Every storable persisted by Carbonado in BDB starts with a layout version, which defines the set of properties encoded. Carbonado separately persists the mapping from layout version to property set, such that when it decodes a storable it knows what properties to expect.

When adding or removing properties, existing persisted storables are not immediately modified. If you remove a property and add it back, you can recover the property value still encoded in the existing storables. Property values are not fully removed from an existing storable instance until it is explicitly updated. At this time, the layout version used is the current one, and the removed property values are lost.

When loading a storable which does not have a newly added property, the property value is either null, 0, or false, depending on the data type. You can call the isPropertyUninitialized method on the storable to determine if this default property value is real or not.

In order to change a property type to something that cannot be automatically converted, the change must be performed in phases. First, define a new property, with a different name. Then load all the existing storables and update them, setting the new property value. Next, remove the old property. To potentially free up storage you can update all the storables again. If you wish the newly added property to retain the original name, follow these steps again in a similar fashion to change it.

How do I iterate over all storable types in a repository?

Given a repository and an appropriately set classpath, can we iterate through all the various storables held in the repository without actually knowing what the repository might hold in advance?

Repositories that implement StorableInfoCapability provide this functionality. The reason it's a capability is that some repos (JDBC) don't have a registry of storables. BDB based ones do, and so this capability works for that.

Are explicit transactions required to ensure index integrity?

The short answer is no -- index integrity is ensured automatically. More details follow:

When using the JDBC repository, it is up to the database vendor to ensure that insert/update/delete operations include index updates within an implicit auto-commit transaction. All the major database vendors do this properly already, so nothing special needs to be done here.

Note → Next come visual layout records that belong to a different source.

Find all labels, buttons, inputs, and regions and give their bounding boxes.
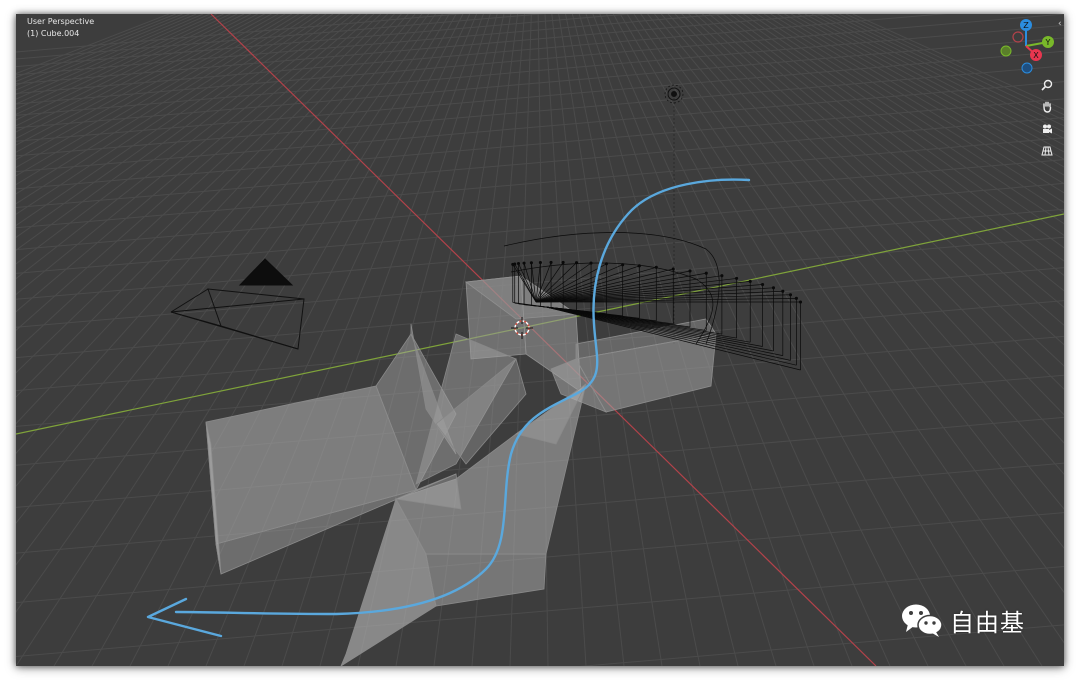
fan-vertex [529,261,533,265]
watermark-text: 自由基 [950,608,1025,637]
gizmo-x[interactable]: X [1030,49,1042,61]
fan-vertex [704,271,708,275]
fan-vertex [761,282,765,287]
grid-line [16,182,1064,274]
zoom-button[interactable] [1038,76,1056,94]
grid-icon [1041,146,1053,156]
grid-line [674,14,1064,416]
gizmo-neg-y[interactable] [1000,45,1012,57]
fan-vertex [781,289,785,293]
fan-vertex [516,261,521,266]
grid-line [16,14,341,251]
light-object [664,84,684,104]
fan-vertex [513,262,517,266]
grid-line [16,14,409,454]
watermark: 自由基 [900,602,1025,638]
camera-icon [1043,124,1052,134]
zoom-icon [1041,79,1053,91]
perspective-toggle-button[interactable] [1038,142,1056,160]
fan-vertex [549,260,553,264]
fan-vertex [798,300,803,304]
grid-line [16,14,347,265]
grid-line [736,14,1064,249]
gizmo-y[interactable]: Y [1042,36,1054,48]
fan-vertex [794,296,798,300]
navigation-gizmo[interactable]: Z Y X [996,16,1056,80]
grid-line [16,14,176,78]
grid-line [16,159,1064,251]
view-mode-label: User Perspective [27,17,95,26]
fan-vertex [788,293,793,297]
grid-line [16,14,183,82]
grid-line [16,208,1064,300]
hand-icon [1043,101,1052,113]
fan-vertex [538,260,542,265]
fan-vertex [771,286,776,290]
grid-line [701,14,1064,326]
svg-text:Y: Y [1045,38,1051,47]
fan-vertex [748,279,752,283]
fan-vertex [522,261,526,265]
grid-line [16,14,197,91]
fan-vertex [561,260,565,264]
gizmo-neg-z[interactable] [1021,62,1033,74]
camera-view-button[interactable] [1038,120,1056,138]
fan-vertex [671,267,675,271]
fan-vertex [688,269,692,273]
grid-line [832,14,1064,127]
svg-text:Z: Z [1023,21,1029,30]
sidebar-toggle-icon[interactable]: ‹ [1058,18,1064,30]
active-object-label: (1) Cube.004 [27,29,80,38]
fan-vertex [735,276,739,280]
grid-line [743,14,1064,236]
grid-line [16,14,368,313]
gizmo-neg-x[interactable] [1012,31,1024,43]
viewport-3d[interactable]: User Perspective (1) Cube.004 Z Y X ‹ [16,14,1064,666]
grid-line [16,14,252,133]
fan-vertex [720,274,724,278]
grid-line [16,14,169,75]
pan-button[interactable] [1038,98,1056,116]
scene-canvas[interactable] [16,14,1064,666]
svg-text:X: X [1033,51,1039,60]
gizmo-z[interactable]: Z [1020,19,1032,31]
wechat-icon [902,604,943,637]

When using a BDB backed repository, it is up to Carbonado to ensure implicit transactions are used. Carbonado sets up BDB to be in transaction mode, and there's no Carbonado level config to disable this. So you're always using BDB with transactions, and that is good. When you do a lone Carbonado insert/update/delete operation, it will pass null to BDB for the transaction object, which implies auto-commit. BDB will automatically enter a tiny transaction to protect that little change.

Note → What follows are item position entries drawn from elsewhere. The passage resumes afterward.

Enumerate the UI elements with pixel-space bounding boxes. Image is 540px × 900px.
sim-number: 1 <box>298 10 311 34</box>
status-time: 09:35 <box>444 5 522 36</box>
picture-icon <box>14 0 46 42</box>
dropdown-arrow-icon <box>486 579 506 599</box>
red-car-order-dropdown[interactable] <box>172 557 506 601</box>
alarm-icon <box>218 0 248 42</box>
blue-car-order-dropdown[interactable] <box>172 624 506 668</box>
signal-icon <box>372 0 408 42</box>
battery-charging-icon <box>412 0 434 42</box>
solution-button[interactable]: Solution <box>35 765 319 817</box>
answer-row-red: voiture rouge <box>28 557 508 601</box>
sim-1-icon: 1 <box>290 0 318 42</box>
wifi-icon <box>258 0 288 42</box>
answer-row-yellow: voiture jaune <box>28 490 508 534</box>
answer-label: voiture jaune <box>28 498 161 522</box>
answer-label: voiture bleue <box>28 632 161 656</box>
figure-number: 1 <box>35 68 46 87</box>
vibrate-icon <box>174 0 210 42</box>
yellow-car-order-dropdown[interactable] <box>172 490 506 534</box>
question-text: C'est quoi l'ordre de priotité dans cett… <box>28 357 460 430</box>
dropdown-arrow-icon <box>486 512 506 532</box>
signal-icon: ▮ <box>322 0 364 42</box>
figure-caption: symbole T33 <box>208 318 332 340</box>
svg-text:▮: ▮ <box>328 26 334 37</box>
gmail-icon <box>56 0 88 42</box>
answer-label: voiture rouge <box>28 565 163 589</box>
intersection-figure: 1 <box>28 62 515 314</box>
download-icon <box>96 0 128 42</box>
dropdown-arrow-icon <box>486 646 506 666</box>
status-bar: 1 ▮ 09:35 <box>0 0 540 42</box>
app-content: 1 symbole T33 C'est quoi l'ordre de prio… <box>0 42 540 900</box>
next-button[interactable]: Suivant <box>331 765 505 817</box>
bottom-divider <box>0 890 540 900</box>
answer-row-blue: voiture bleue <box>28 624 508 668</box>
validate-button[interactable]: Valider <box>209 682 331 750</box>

If the Storable you're updating has any indexes on it, a Carbonado trigger is installed that updates the affected indexes when you do an insert/update/delete. The presence of the trigger changes how the auto-generated Storable behaves. The insert/update/delete operation enters a transaction automatically, and it doesn't commit until all triggers have run. Index updates are therefore guarded by transactions, even if you don't explicitly specify one. In addition, all changes made by your own triggers are always guarded by a transaction.

How do I delete Storables returned by a Cursor without deadlocks?

The cursor iteration and delete operations must be enclosed in the same transaction. Auto-commit delete while iterating over a cursor fails for some databases, BDB and BDB-JE in particular. Although BDB supports a delete operation on the cursor itself, the transaction requirement remains.

A workaround exists when using BDB-JE, which works only due to its use of record-level locks. Calling Cursor.hasNext() forces the cursor to move past the current record, releasing the lock on the record to be deleted. BDB native uses page locks, so this trick will only work in the occasional case that the next record is on another page.

The BDB-JE cursor implementation could be changed to automatically move to the next record, but this reduces portability. Also, the cursor should not move past the current record automatically if in a transaction. It would allow another thread to sneak in and modify the record. An isolation level of repeatable read would be required to keep the lock.